Name	Type(s)	Description
`repPts`	(real[][])[]	The centroid centers from `.ai.pq.train`
`vecs`	real[][]	The vectors to calculate nearest centroids of across `nsplits`
`metric`	symbol	The metric for distance calculation, one of (`L2`, `CS`, `IP`)

Returns

Type	Description
long[][]	The prediction per cluster for PQ LUTs (Look Up Tables)

Refer also to .ai.pq.train

Example

 vecs:{(x;y)#(x*y)?1e}[1000;10];
 repPts:.ai.pq.train[2;8;vecs;`L2]
 .ai.pq.predict[repPts;vecs;`L2]
 0 1 2 3 4 5 6 7 8 9 10 11 12 13 14 15 16 17 18 ..
 0 1 2 3 4 5 6 7 8 9 10 11 12 13 14 15 16 17 18 ..

Here, a PQ model is trained and then used to predict cluster assignments for every vector in the dataset. The output maps each vector to a cluster in each split, producing compact encodings. This demonstrates how .ai.pq.predict is a critical preprocessing step for PQ-based indexing and search.

.ai.pq.train

The .ai.pq.train function calculates cluster centroids for each split in a PQ model.

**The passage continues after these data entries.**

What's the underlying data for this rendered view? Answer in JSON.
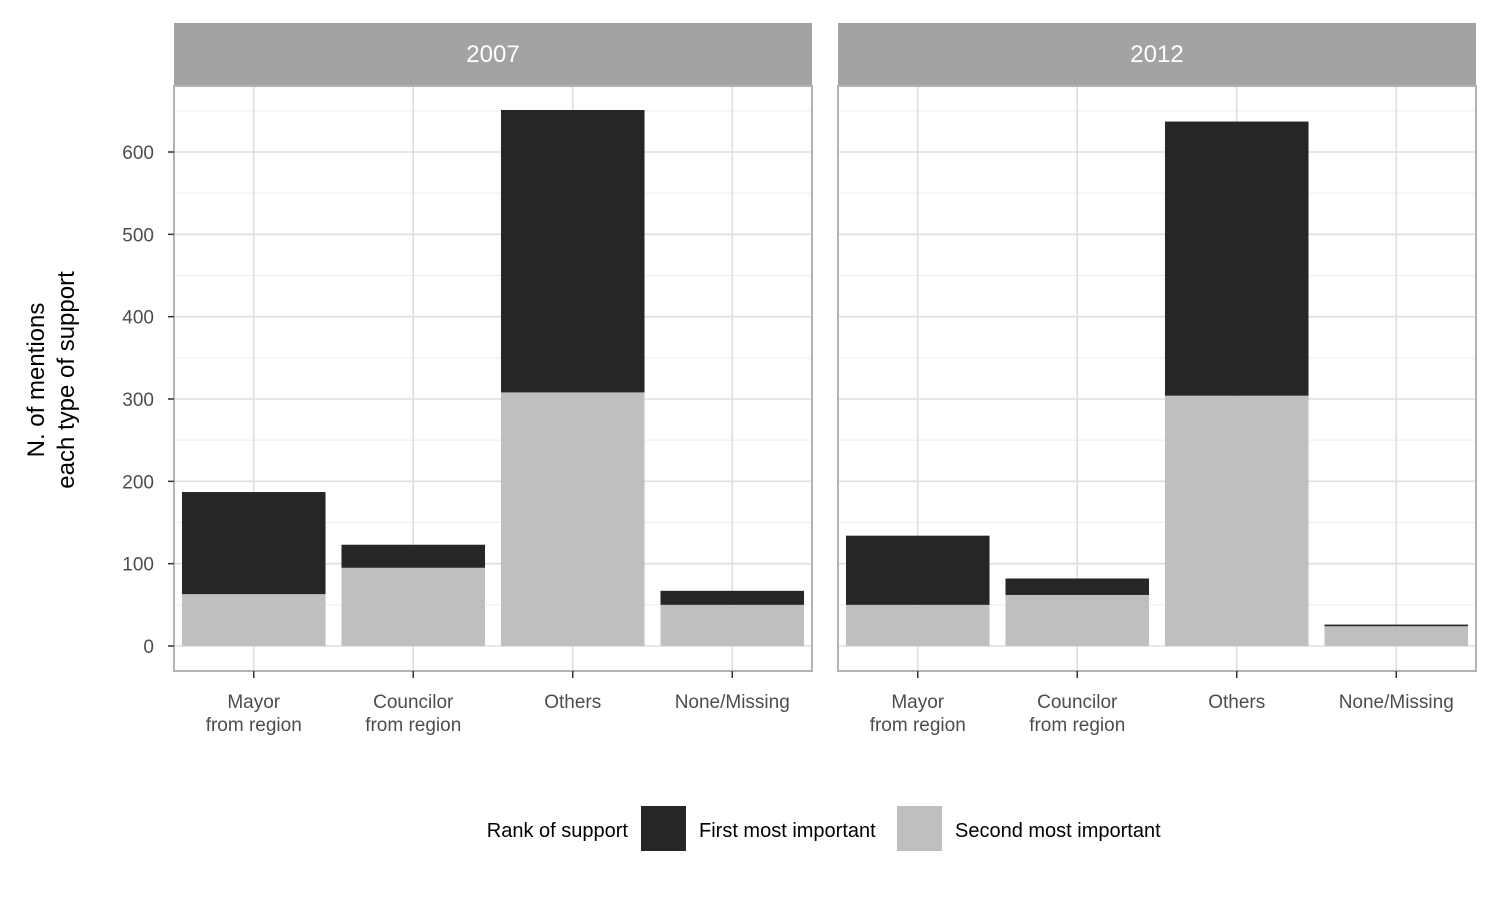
{
  "chart_data": {
    "type": "bar",
    "stacked": true,
    "ylabel": [
      "N. of mentions",
      "each type of support"
    ],
    "xlabel": "",
    "ylim": [
      0,
      680
    ],
    "yticks": [
      0,
      100,
      200,
      300,
      400,
      500,
      600
    ],
    "categories": [
      [
        "Mayor",
        "from region"
      ],
      [
        "Councilor",
        "from region"
      ],
      [
        "Others"
      ],
      [
        "None/Missing"
      ]
    ],
    "legend": {
      "title": "Rank of support",
      "position": "bottom",
      "items": [
        {
          "label": "First most important",
          "color": "#262626"
        },
        {
          "label": "Second most important",
          "color": "#bfbfbf"
        }
      ]
    },
    "panels": [
      {
        "label": "2007",
        "series": [
          {
            "name": "Second most important",
            "values": [
              63,
              95,
              308,
              50
            ]
          },
          {
            "name": "First most important",
            "values": [
              124,
              28,
              343,
              17
            ]
          }
        ]
      },
      {
        "label": "2012",
        "series": [
          {
            "name": "Second most important",
            "values": [
              50,
              62,
              304,
              24
            ]
          },
          {
            "name": "First most important",
            "values": [
              84,
              20,
              333,
              2
            ]
          }
        ]
      }
    ],
    "grid": true
  },
  "colors": {
    "strip": "#a3a3a3",
    "panel_border": "#b3b3b3",
    "grid_major": "#dedede",
    "grid_minor": "#ececec"
  }
}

Training defines the quantization partitions used to compress vectors into compact codes. The resulting centroids directly impact search quality, making this a critical step in building accurate and efficient PQ-based indexes.

Parameters

Name	Type(s)	Description
`nsplits`	long \| int	The number of columnular splits on the matrices
`nbits`	long \| int	The number of bits used to encode each PQ subvector
`vecs`	real[][]	The training vectors
`metric`	symbol	The metric for centroid calculation, one of (`L2`, `CS`, `IP`)

Returns

Type	Description
(real[][])[]	The vectors representing the centroid center per split

Example

q).ai:use`kx.ai
q)vecs:{(x;y)#(x*y)?1e}[1000;10];
q).ai.pq.train[2;8;vecs;`L2]
0.2759243    0.6436368   0.5493995   0.3526518 ..
0.2410773   0.7541564   0.53973    0.7833696  0..

This example trains a PQ model with 2 splits and 8 quantization levels on a dataset of vectors. The output lists the learned centroids for each partition. It demonstrates how .ai.pq.train defines the quantization scheme that enables vectors to be compressed into PQ codes for efficient storage and retrieval.